On Feb. 12, the African American Student Union (AASU) and Institute Diversity, Equity and Inclusion welcomed the 2018 Florida democratic gubernatorial nominee and former mayor of Tallahassee Andrew Gillum to campus.
Gillum, the keynote speaker of Tech’s Black History Month celebration, addressed campus’s theme of IMPACT: Identifying My Perspective and Acting Consciously Today.
In discussing acting consciously, Gillum spoke about voter disenfranchisement and the work that has yet to be done in building upon the efforts of the past to achieve equality.
“Sometimes we think of Black History Month as a stayed part of our history — that it belongs in the archives and the books of history or the arsenals of somebody’s library,” said Gillum.
“But the truth is black history is living — it’s breathing.
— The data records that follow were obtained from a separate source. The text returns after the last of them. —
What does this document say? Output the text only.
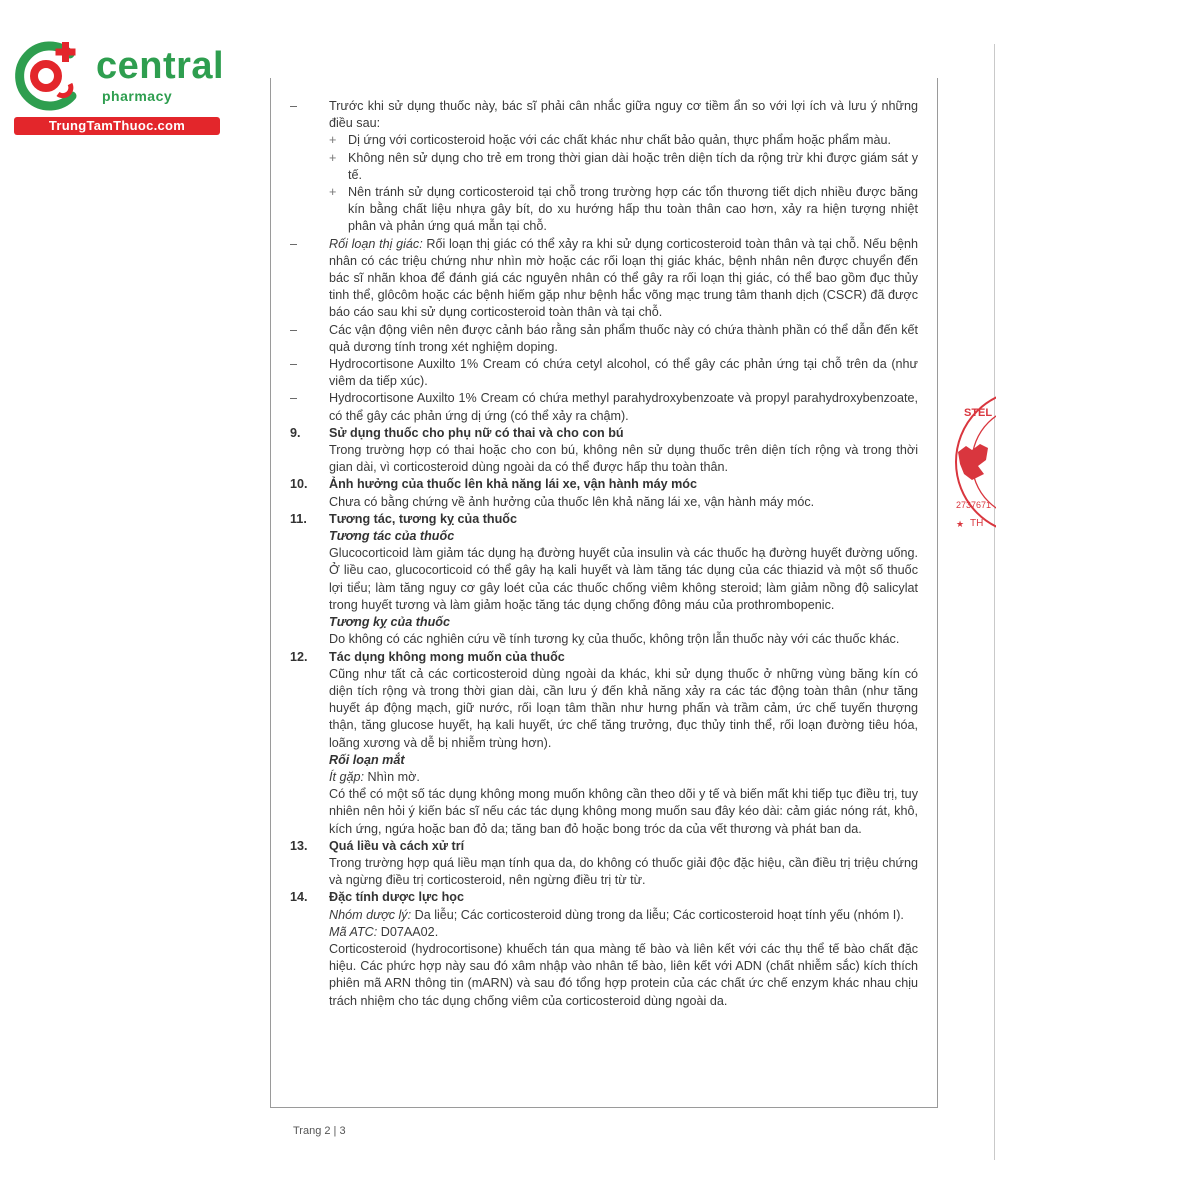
central
pharmacy
TrungTamThuoc.com
STEL
2737671
TH
★
–	Trước khi sử dụng thuốc này, bác sĩ phải cân nhắc giữa nguy cơ tiềm ẩn so với lợi ích và lưu ý những điều sau:
+ Dị ứng với corticosteroid hoặc với các chất khác như chất bảo quản, thực phẩm hoặc phẩm màu.
+ Không nên sử dụng cho trẻ em trong thời gian dài hoặc trên diện tích da rộng trừ khi được giám sát y tế.
+ Nên tránh sử dụng corticosteroid tại chỗ trong trường hợp các tổn thương tiết dịch nhiều được băng kín bằng chất liệu nhựa gây bít, do xu hướng hấp thu toàn thân cao hơn, xảy ra hiện tượng nhiệt phân và phản ứng quá mẫn tại chỗ.
–	Rối loạn thị giác: Rối loạn thị giác có thể xảy ra khi sử dụng corticosteroid toàn thân và tại chỗ. Nếu bệnh nhân có các triệu chứng như nhìn mờ hoặc các rối loạn thị giác khác, bệnh nhân nên được chuyển đến bác sĩ nhãn khoa để đánh giá các nguyên nhân có thể gây ra rối loạn thị giác, có thể bao gồm đục thủy tinh thể, glôcôm hoặc các bệnh hiếm gặp như bệnh hắc võng mạc trung tâm thanh dịch (CSCR) đã được báo cáo sau khi sử dụng corticosteroid toàn thân và tại chỗ.
–	Các vận động viên nên được cảnh báo rằng sản phẩm thuốc này có chứa thành phần có thể dẫn đến kết quả dương tính trong xét nghiệm doping.
–	Hydrocortisone Auxilto 1% Cream có chứa cetyl alcohol, có thể gây các phản ứng tại chỗ trên da (như viêm da tiếp xúc).
–	Hydrocortisone Auxilto 1% Cream có chứa methyl parahydroxybenzoate và propyl parahydroxybenzoate, có thể gây các phản ứng dị ứng (có thể xảy ra chậm).
9.	Sử dụng thuốc cho phụ nữ có thai và cho con bú
Trong trường hợp có thai hoặc cho con bú, không nên sử dụng thuốc trên diện tích rộng và trong thời gian dài, vì corticosteroid dùng ngoài da có thể được hấp thu toàn thân.
10.	Ảnh hưởng của thuốc lên khả năng lái xe, vận hành máy móc
Chưa có bằng chứng về ảnh hưởng của thuốc lên khả năng lái xe, vận hành máy móc.
11.	Tương tác, tương kỵ của thuốc
Tương tác của thuốc
Glucocorticoid làm giảm tác dụng hạ đường huyết của insulin và các thuốc hạ đường huyết đường uống. Ở liều cao, glucocorticoid có thể gây hạ kali huyết và làm tăng tác dụng của các thiazid và một số thuốc lợi tiểu; làm tăng nguy cơ gây loét của các thuốc chống viêm không steroid; làm giảm nồng độ salicylat trong huyết tương và làm giảm hoặc tăng tác dụng chống đông máu của prothrombopenic.
Tương kỵ của thuốc
Do không có các nghiên cứu về tính tương kỵ của thuốc, không trộn lẫn thuốc này với các thuốc khác.
12.	Tác dụng không mong muốn của thuốc
Cũng như tất cả các corticosteroid dùng ngoài da khác, khi sử dụng thuốc ở những vùng băng kín có diện tích rộng và trong thời gian dài, cần lưu ý đến khả năng xảy ra các tác động toàn thân (như tăng huyết áp động mạch, giữ nước, rối loạn tâm thần như hưng phấn và trầm cảm, ức chế tuyến thượng thận, tăng glucose huyết, hạ kali huyết, ức chế tăng trưởng, đục thủy tinh thể, rối loạn đường tiêu hóa, loãng xương và dễ bị nhiễm trùng hơn).
Rối loạn mắt
Ít gặp: Nhìn mờ.
Có thể có một số tác dụng không mong muốn không cần theo dõi y tế và biến mất khi tiếp tục điều trị, tuy nhiên nên hỏi ý kiến bác sĩ nếu các tác dụng không mong muốn sau đây kéo dài: cảm giác nóng rát, khô, kích ứng, ngứa hoặc ban đỏ da; tăng ban đỏ hoặc bong tróc da của vết thương và phát ban da.
13.	Quá liều và cách xử trí
Trong trường hợp quá liều mạn tính qua da, do không có thuốc giải độc đặc hiệu, cần điều trị triệu chứng và ngừng điều trị corticosteroid, nên ngừng điều trị từ từ.
14.	Đặc tính dược lực học
Nhóm dược lý: Da liễu; Các corticosteroid dùng trong da liễu; Các corticosteroid hoạt tính yếu (nhóm I).
Mã ATC: D07AA02.
Corticosteroid (hydrocortisone) khuếch tán qua màng tế bào và liên kết với các thụ thể tế bào chất đặc hiệu. Các phức hợp này sau đó xâm nhập vào nhân tế bào, liên kết với ADN (chất nhiễm sắc) kích thích phiên mã ARN thông tin (mARN) và sau đó tổng hợp protein của các chất ức chế enzym khác nhau chịu trách nhiệm cho tác dụng chống viêm của corticosteroid dùng ngoài da.
Trang 2 | 3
We’re all building on what came before us. Each rung is supposed to go higher and higher.”
Third-year CS Nikhil Deo further reflected on this growing dynamic between then and now.
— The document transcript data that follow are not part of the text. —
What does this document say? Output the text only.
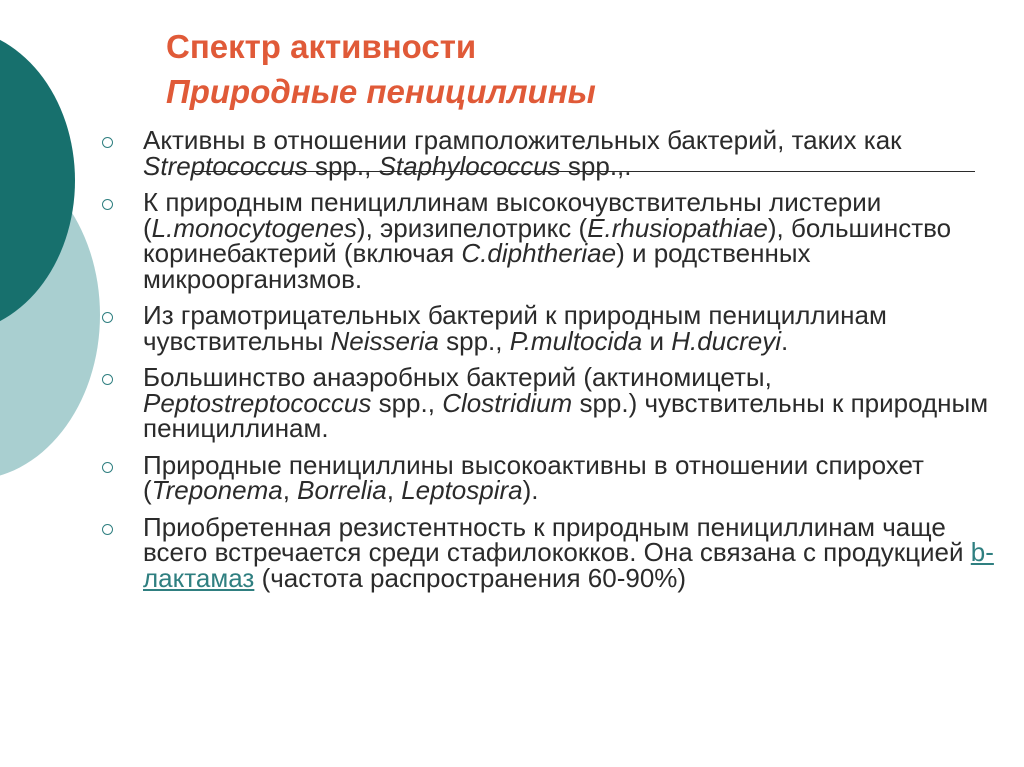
Спектр активности
Природные пенициллины
Активны в отношении грамположительных бактерий, таких как Streptococcus spp., Staphylococcus spp.,.
К природным пенициллинам высокочувствительны листерии (L.monocytogenes), эризипелотрикс (E.rhusiopathiae), большинство коринебактерий (включая C.diphtheriae) и родственных микроорганизмов.
Из грамотрицательных бактерий к природным пенициллинам чувствительны Neisseria spp., P.multocida и H.ducreyi.
Большинство анаэробных бактерий (актиномицеты, Peptostreptococcus spp., Clostridium spp.) чувствительны к природным пенициллинам.
Природные пенициллины высокоактивны в отношении спирохет (Treponema, Borrelia, Leptospira).
Приобретенная резистентность к природным пенициллинам чаще всего встречается среди стафилококков. Она связана с продукцией b-лактамаз (частота распространения 60-90%)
“I think it’s really easy to segregate the past from the present. It’s easy to say MLK [Martin Luther King Jr.] did all of this or Rosa Parks did all of this, whereas now you have to focus on this and that.”
Gillum explained that reliving through the past, a bridge can be built to connect to the present and even to the future.
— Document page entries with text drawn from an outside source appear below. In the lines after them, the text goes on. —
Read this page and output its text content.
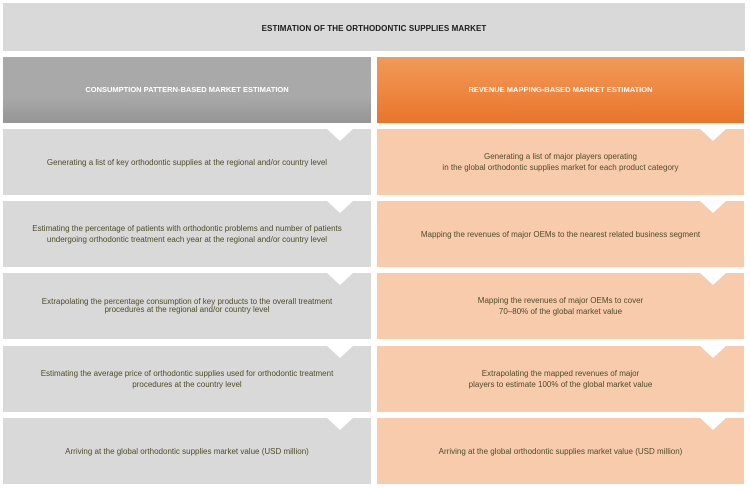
ESTIMATION OF THE ORTHODONTIC SUPPLIES MARKET
CONSUMPTION PATTERN-BASED MARKET ESTIMATION	REVENUE MAPPING-BASED MARKET ESTIMATION
Generating a list of key orthodontic supplies at the regional and/or country level
Estimating the percentage of patients with orthodontic problems and number of patients
undergoing orthodontic treatment each year at the regional and/or country level
Extrapolating the percentage consumption of key products to the overall treatment
procedures at the regional and/or country level
Estimating the average price of orthodontic supplies used for orthodontic treatment
procedures at the country level
Arriving at the global orthodontic supplies market value (USD million)
Generating a list of major players operating
in the global orthodontic supplies market for each product category
Mapping the revenues of major OEMs to the nearest related business segment
Mapping the revenues of major OEMs to cover
70–80% of the global market value
Extrapolating the mapped revenues of major
players to estimate 100% of the global market value
Arriving at the global orthodontic supplies market value (USD million)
“[My family] told me that it was my responsibility to walk through every single door the Civil Rights Movement had opened before me, and, more importantly, that when I got through those doors, it was my job to kick open some doors… so that some other folks might be able to enter.”
Gillum emphasized civic engagement, especially voting, as a path through which more can enter through those doors of the Civil Rights Movement.
“Part of the living legacy of Black History Month and the sacrifice that was made before us is the fact that we can’t allow for the 1965 Voting Rights Act to just go by the wayside,” said Gillum. “It impacts our democracy, it determines who gets to be counted, who gets to be seen, who gets to be recognized, who gets to be included, whose concerns get to be addressed.”
As part of embodying the living legacy of Black History Month, Gillum challenged individuals to breathe that life into the past themselves.
“This Black History Month, we have to resurrect those images and those sacrifices from the past.”
Fourth-year EE Andrew Loftus shared his excitement on working to resurrect those images not just for himself, but for the entire Tech community around him as well.
“I think right now you have so much competitiveness and discord in the political sphere right now… and I was just really thinking about how [Gillum] was talking about just making sure that you’re always empowering others to create the change that you personally want to create. Instead of just focusing on how you can engage yourself, always try to open up doors for others.
“I don’t know what I want to do professionally yet or if I would ever want to get into politics,” Loftus continued. “But I think that image of trying to bring power to people as you are given more opportunities personally — it’s a really beautiful way to look at creating a community out of political engagement.”
First-year CE Skylar Casanova further weighed in on the lecture’s emphasis of political engagement.
“It has me thinking a lot about my perspective,” Casanova said. “And I also feel a lot more aware of issues that maybe I didn’t get a lot of light shed on in my life.
“I have a lot of strong feelings about voter oppression now and am definitely getting more interested in researching that and advocating for registration and getting people more informed.”
The talk left Deo with similar sentiments regarding how individuals can not only become involved themselves, but can also encourage others to do the same.
“I think the big message that I really take away from this — and am still thinking about — is the idea that we’re building upon the past. And it’s important to bring in the past into what we’re doing now.
“I think that’s something I’m going to keep pondering moving forward when it comes to encouraging people to vote or encouraging people to be active,” they continued. “Not just talking about what’s happening right now but talking about the future impact and what’s led to it up till now.”